BIZEPS-INFO: „The International Lesbian and Gay Association“ sowie eine Reihe von nationalen Lesben- und Schwulenorganisationen weisen darauf hin, dass in Bezug auf Mehrfachdiskriminierung die Aufzählung der „sexuellen Orientierung“ fehlt und fordern die Berücksichtigung im Konventionstext. Werden Sie sich dafür einsetzen, dass in der Konvention auch die Menschenrechte von behinderten Lesben und Schwulen geschützt werden?

Brigitte Faber: Auf alle Fälle. Der Schutz von Lesben und Schwulen war bereits auf den vorangegangenen Sitzungen bei den Nichtregierungsorganisationen Thema. Dabei ist es in unseren Reihen keine Frage des „Ob“, sondern des „Wie“. Die große Herausforderung besteht in dem Umstand, dass für UN-Konventionen das Konsens-Prinzip gilt, d. h. es müssen alle rund 190 Mitglieds-Staaten dieser Konvention am Ende zustimmen, damit sie verabschiedet werden kann.

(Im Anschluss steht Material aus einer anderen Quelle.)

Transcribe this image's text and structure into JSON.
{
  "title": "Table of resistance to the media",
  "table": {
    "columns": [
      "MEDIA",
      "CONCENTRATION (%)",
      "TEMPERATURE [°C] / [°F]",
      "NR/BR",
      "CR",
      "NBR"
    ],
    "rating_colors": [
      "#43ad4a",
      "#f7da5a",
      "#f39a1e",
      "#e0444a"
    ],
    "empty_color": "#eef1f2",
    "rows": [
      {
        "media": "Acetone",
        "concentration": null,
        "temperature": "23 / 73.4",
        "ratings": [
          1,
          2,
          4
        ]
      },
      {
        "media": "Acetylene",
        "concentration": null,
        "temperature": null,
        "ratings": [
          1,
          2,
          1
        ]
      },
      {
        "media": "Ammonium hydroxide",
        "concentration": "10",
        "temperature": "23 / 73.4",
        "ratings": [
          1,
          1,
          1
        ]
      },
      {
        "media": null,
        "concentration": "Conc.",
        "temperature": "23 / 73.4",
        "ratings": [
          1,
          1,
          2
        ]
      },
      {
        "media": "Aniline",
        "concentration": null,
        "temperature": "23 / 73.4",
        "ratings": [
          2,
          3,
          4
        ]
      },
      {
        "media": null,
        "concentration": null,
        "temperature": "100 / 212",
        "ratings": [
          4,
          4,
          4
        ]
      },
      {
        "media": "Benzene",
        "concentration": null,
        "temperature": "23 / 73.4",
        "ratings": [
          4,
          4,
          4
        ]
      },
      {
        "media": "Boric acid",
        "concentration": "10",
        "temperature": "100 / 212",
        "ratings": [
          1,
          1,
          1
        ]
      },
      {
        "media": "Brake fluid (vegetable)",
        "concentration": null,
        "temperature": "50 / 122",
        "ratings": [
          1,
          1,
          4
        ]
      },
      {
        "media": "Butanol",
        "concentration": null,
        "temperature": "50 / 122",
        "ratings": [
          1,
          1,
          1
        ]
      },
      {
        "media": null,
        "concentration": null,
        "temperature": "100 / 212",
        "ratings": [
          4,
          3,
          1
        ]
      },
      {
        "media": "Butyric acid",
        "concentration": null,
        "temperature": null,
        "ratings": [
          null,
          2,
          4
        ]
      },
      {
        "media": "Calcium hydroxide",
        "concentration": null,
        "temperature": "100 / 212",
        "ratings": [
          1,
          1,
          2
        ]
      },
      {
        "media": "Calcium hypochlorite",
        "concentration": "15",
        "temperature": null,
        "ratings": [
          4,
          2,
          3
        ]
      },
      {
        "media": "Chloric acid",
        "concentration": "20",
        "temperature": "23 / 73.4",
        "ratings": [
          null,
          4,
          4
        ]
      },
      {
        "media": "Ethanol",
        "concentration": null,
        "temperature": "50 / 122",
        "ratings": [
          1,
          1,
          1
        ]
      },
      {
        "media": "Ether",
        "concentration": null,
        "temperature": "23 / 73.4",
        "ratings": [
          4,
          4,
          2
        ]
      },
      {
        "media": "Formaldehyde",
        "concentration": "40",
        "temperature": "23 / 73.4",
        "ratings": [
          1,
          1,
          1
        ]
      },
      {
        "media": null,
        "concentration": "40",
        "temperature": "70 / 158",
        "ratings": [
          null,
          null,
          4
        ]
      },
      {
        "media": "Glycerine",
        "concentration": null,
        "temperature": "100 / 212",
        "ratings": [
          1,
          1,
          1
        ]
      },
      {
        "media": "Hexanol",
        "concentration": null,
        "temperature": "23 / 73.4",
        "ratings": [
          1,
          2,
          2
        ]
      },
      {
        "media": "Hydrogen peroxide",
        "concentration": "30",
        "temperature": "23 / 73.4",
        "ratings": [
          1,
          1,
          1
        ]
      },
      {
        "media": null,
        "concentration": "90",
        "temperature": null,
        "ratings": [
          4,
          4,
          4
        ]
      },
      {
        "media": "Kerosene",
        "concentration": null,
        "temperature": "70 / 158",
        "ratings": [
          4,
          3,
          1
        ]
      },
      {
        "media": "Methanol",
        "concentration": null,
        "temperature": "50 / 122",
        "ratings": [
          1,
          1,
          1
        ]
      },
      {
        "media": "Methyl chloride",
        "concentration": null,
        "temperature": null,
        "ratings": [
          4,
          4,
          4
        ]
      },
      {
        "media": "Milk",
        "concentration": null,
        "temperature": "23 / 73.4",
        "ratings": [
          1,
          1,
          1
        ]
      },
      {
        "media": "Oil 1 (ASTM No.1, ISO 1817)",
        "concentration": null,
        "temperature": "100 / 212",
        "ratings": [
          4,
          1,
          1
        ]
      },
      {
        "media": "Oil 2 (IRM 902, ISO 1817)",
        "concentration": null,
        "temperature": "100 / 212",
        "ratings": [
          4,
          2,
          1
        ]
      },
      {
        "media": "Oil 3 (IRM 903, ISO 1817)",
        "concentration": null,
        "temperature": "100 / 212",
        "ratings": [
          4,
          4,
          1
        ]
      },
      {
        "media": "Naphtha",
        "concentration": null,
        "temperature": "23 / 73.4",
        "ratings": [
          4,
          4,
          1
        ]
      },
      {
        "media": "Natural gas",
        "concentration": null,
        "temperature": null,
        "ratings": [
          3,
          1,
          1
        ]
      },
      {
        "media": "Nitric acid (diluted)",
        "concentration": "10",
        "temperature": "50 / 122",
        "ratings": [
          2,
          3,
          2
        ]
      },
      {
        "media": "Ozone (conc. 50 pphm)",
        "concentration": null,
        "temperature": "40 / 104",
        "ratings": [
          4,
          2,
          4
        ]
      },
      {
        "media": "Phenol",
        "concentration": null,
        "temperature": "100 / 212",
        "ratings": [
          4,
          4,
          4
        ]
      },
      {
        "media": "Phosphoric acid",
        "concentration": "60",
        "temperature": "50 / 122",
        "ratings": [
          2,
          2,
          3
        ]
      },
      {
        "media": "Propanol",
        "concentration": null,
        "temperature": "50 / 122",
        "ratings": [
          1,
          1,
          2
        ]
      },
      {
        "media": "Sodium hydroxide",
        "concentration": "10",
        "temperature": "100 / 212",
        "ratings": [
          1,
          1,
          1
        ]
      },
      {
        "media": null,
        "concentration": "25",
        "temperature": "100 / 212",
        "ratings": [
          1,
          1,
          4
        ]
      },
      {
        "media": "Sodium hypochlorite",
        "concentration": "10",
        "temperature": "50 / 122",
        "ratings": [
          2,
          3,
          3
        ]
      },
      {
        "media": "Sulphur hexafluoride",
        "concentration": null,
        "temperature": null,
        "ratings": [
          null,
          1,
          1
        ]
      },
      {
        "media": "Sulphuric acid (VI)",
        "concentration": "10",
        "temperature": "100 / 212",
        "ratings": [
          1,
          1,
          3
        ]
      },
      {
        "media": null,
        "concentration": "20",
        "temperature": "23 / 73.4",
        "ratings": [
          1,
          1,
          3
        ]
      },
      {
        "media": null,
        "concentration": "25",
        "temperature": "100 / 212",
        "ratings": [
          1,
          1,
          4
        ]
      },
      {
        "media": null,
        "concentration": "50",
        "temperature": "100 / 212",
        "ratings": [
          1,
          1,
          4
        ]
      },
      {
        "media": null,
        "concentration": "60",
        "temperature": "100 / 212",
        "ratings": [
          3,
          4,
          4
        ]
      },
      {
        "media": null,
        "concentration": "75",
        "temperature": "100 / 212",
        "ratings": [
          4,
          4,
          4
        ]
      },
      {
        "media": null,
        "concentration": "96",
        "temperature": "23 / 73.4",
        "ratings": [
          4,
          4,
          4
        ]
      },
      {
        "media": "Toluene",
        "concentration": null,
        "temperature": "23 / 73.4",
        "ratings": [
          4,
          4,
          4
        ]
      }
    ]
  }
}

Auch entbrennt bei Aufzählungen die Grundsatz-Diskussion in wieweit „Listen“ der zu berücksichtigenden Bereiche nicht zu einem ungewollten Ausschluss der nicht Genannten führen. Andererseits zeigen die Erfahrungen, dass Nichtbenanntes schnell übersehen wird. Wir werden auch auf diesem Treffen wieder um eine Lösung ringen und entsprechende Lobbyarbeit leisten. Die Lösung wird aber vermutlich nicht in dem Durchbruch der Anerkennung dieser Rechte schlechthin bestehen. Hier wird auch in Zukunft noch sehr viel Arbeit zu leisten sein.

BIZEPS-INFO: Wir danken für das Interview.